• Medical Expenses - Subrogation Interests and Admissibility
  • August 20, 2013
  • Law Firm: Feldstein Grinberg Lang McKee P.C. - Pittsburgh Office

    The common law is simple, and makes sense.  All elements of damage are recoverable against the tort feasor, including all medical expenses which are paid from any source, or are owed.  Unfortunately, only slip-and-fall cases and products liability matters can be analyzed using common law principles.


    If the client has first-party medical benefits, his or her automobile insurer has no right to subrogation for those bills which have been paid.  Moreover, any medical expenses which exceed the amount of the limits of the client's first-party medical benefits must be reduced to the Act 6 value.  This means that even if the client's medical insurer must pay excess bills the medical provider can only charge the insurer for the amount to which the first-party automobile carrier would be entitled under Act 6.

    In the instance where the client has no first-party benefits or medical bills exceed the first-party benefits, the medical insurer has no right of subrogation unless the health insurer is ERISA-qualified.  In that circumstance, medical expenses paid by the health insurer are admissible as damages at trial, and the health insurer has a legitimate subrogation interest.

    Medical expenses paid by Medicaid or Medicare are likewise subrogable and admissible at trial.  Of course, any out-of-pocket medical expenses are admissible.


    The original intent of the legislature, as embodied in the most recent medical malpractice statute, was to permit medical expenses which were paid by an insurer to be admitted for purposes of guiding the jury with respect to pain and suffering, but the insurer which paid the medical expenses was not to have a subrogation interest.  However, because federal law supersedes state law, similarly to automobile accident matters, ERISA-qualified health insurers have a legitimate subrogation interest.  As federal programs, Medicare and Medicaid have a right of subrogation.

    The bottom line: In medical malpractice cases, all medical expenses can be presented to the jury, but only expenses paid by an ERISA-qualified health insurer and/or by Medicare and Medicaid, or are unpaid and owed (out-of-pocket) are recoverable, and consequently subrogable.
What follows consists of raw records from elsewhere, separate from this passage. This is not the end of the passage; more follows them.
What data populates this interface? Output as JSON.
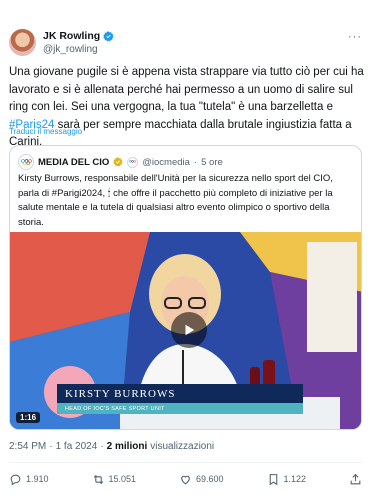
{
  "author": {
    "name": "JK Rowling",
    "handle": "@jk_rowling"
  },
  "more_label": "···",
  "tweet": {
    "text_1": "Una giovane pugile si è appena vista strappare via tutto ciò per cui ha lavorato e si è allenata perché hai permesso a un uomo di salire sul ring con lei. Sei una vergogna, la tua \"tutela\" è una barzelletta e ",
    "hashtag": "#Paris24",
    "text_2": " sarà per sempre macchiata dalla brutale ingiustizia fatta a Carini.",
    "translate_label": "Traduci il messaggio"
  },
  "quote": {
    "name": "MEDIA DEL CIO",
    "handle": "@iocmedia",
    "separator": "·",
    "time": "5 ore",
    "text": "Kirsty Burrows, responsabile dell'Unità per la sicurezza nello sport del CIO, parla di #Parigi2024, 🕯 che offre il pacchetto più completo di iniziative per la salute mentale e la tutela di qualsiasi altro evento olimpico o sportivo della storia.",
    "video": {
      "lower_third_name": "KIRSTY BURROWS",
      "lower_third_title": "HEAD OF IOC'S SAFE SPORT UNIT",
      "duration": "1:16"
    }
  },
  "meta": {
    "time": "2:54 PM",
    "dot1": "·",
    "date": "1 fa 2024",
    "dot2": "·",
    "views_count": "2 milioni",
    "views_label": "visualizzazioni"
  },
  "actions": {
    "replies": "1.910",
    "reposts": "15.051",
    "likes": "69.600",
    "bookmarks": "1.122"
  },
  "colors": {
    "accent": "#1d9bf0",
    "text": "#0f1419",
    "secondary": "#536471"
  }
}
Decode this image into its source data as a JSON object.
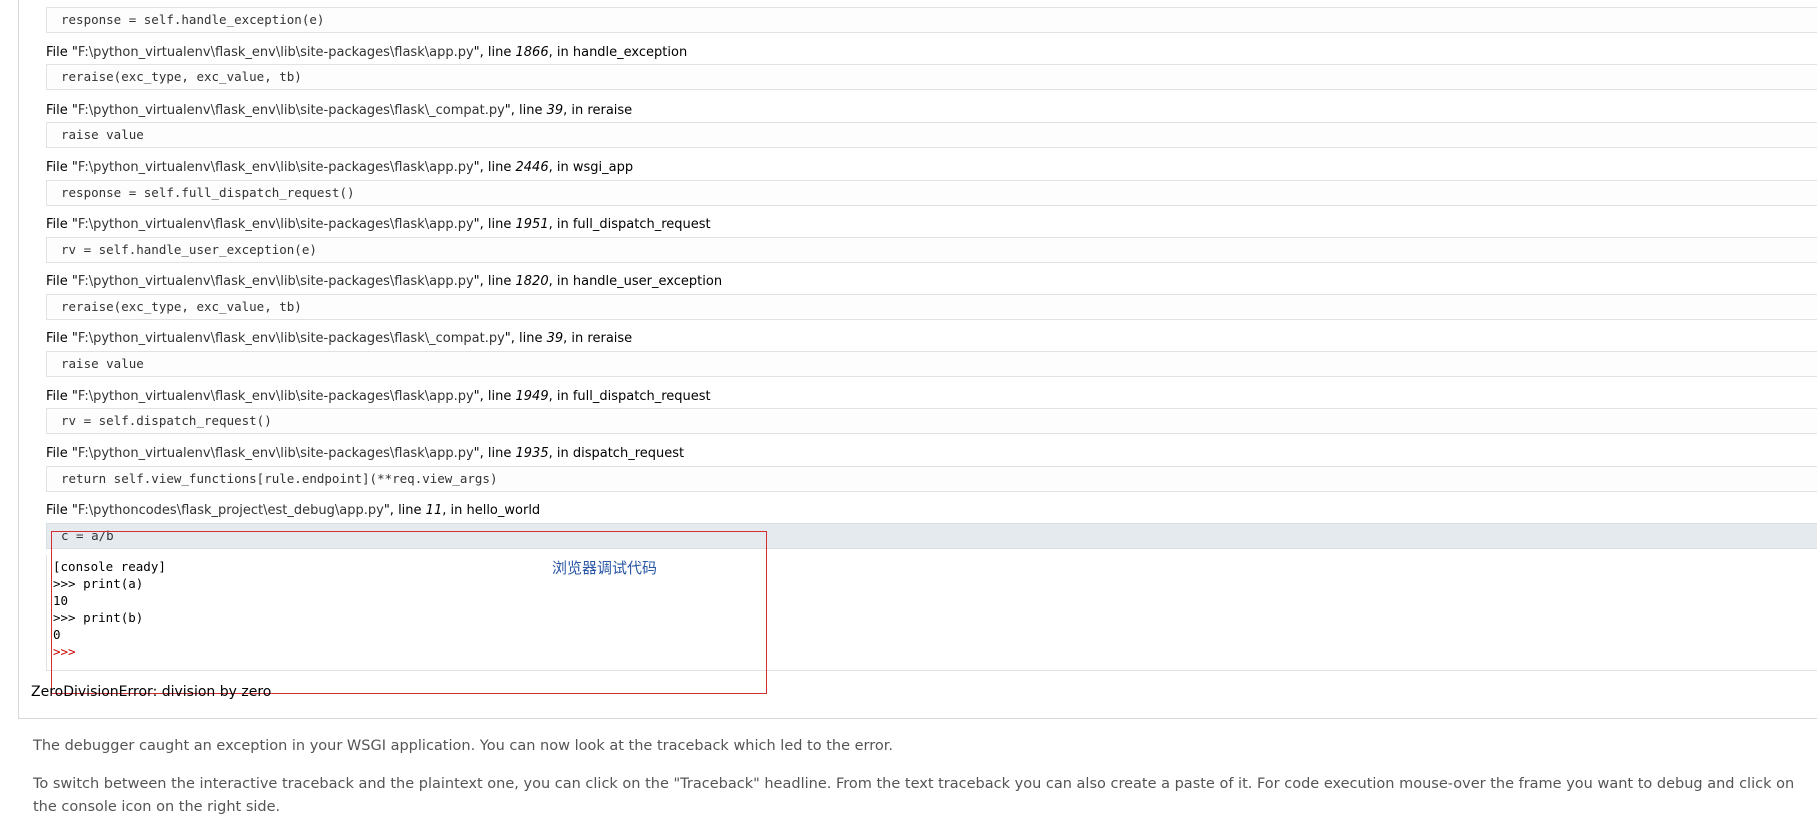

    Products liability matters remain subject to the common law.  Therefore, all medical expenses are admissible, and any health insurer, regardless of ERISA status, retains a right of subrogation.


    In the case of Medicare and Medicaid, statutory law requires Plaintiff's counsel to inform Medicare or Medicaid of a pending claim, and to resolve that claim if the matter is successfully concluded.  Currently, federal law makes Plaintiff's counsel, Defense counsel and the Defendant's insurer liable for any subrogation interest which is not protected.

    With respect to private health insurance, the best course in automobile accident and medical negligence cases is to determine if the client's health insurer is ERISA-qualified.  Obviously, where that is true, the amount of "special damages" becomes a component of any demand.

    With respect to private medical insurers generally, and particularly in slip and fall and products liability matters, the question of the consequences of settlement of a case without placing the private insurer on notice of a potential subrogation claim remains open.  Years ago, it was common practice among Plaintiff's attorneys to settle cases without making an effort to advise a private insurer of its subrogation interest, because settlement was easier without paying out a portion of the settlement to a health insurance provider.  This still occurs, especially in slip and fall and products liability matters; however, doing so places your client at potential risk.

    Health insurance policies typically require the insured (not the attorney, who is not a party to the contract) to place the insurer "on notice" of its potential subrogation interest.  Failure to do so does subject the insured to a potential claim by the insurer.  Lawsuits against insureds who have settled personal injury matters but have not informed the insurer of subrogation rights are not common, but where settlements have been substantial, such suits have been filed.  It is probably best to inform the client of the potential of a lawsuit against the client by the health insurer if a case is settled without placing the health insurer "on notice" of its subrogation rights or ignoring those rights.